The Burley tobacco program so beloved by Berry and central to the story of Marce Catlett is best understood, then, as a model of Christian political wisdom. It was a synthetic project designed and sustained by human endeavor that ensured that all parties in a given relationship benefitted from the work produced by that relationship. In other words, it demonstrates that social cohesion is not exclusively a product of material precarity that forces people together. Social cohesion can also be created when people determine to pursue each other’s good in common and structure their relationships in ways that are mutually uplifting. (We will have to set aside the fact that in this particular case the consumers of the crop actually did not benefit due to the dangers of smoking. That point matters, but it is incidental to the argument, since one could just as well construct a program like the tobacco program that supported other, healthier crops.)
Though that argument might seem trivial to people steeped in centuries of democratic life in which this idea can be so taken for granted that its distinctiveness is almost forgotten, it is actually quite profound. At the heart of democratic liberalism is a willingness to live with imperfect political outcomes, provided we are able to (likewise imperfectly) structure our relationships to be mutually beneficial to a certain degree. Democratic systems by their very nature accept that lifting up every voice means that some political goods cannot be pursued since they would come at the cost of justice by depriving some people of what they are due in order to give others more than they need.

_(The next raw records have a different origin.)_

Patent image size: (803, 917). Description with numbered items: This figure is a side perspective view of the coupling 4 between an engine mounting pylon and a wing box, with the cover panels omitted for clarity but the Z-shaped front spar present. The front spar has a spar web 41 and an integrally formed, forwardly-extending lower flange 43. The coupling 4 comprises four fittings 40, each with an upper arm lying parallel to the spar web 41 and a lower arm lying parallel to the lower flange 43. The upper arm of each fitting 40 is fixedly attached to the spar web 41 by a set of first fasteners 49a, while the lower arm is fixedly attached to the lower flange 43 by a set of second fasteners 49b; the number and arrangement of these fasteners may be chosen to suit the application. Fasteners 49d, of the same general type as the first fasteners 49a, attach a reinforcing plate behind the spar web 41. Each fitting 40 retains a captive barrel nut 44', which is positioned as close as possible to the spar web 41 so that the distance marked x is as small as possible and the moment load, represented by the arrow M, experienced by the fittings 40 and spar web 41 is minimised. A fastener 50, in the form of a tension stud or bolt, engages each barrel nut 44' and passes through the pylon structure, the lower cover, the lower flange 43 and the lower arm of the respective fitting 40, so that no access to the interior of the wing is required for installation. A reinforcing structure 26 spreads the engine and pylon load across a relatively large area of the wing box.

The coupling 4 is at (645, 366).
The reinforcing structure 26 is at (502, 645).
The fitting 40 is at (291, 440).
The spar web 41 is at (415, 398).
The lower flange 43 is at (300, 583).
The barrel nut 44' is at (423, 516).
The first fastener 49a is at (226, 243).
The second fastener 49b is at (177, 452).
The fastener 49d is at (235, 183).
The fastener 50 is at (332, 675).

It is for this reason, of course, that the bonds of democratic liberalism must be renewed in each generation. For the agreements and norms and institutions that sustain our life together are under constant threat. Sometimes it takes tragedy to remind us that we need one another and to force us to act accordingly. Acknowledging this should not turn us into a kind of Jungerian fatalist about the possibilities for common life, however. Rather, it should turn us into civically engaged Christians who see the possibilities for common life, if we are willing to pursue it and think with wisdom and discretion about how to best realize the possible goods set before us. Marce Catlett shows us that such endeavors are possible, if only we will allow ourselves to be captured by the force of good stories that show us the way.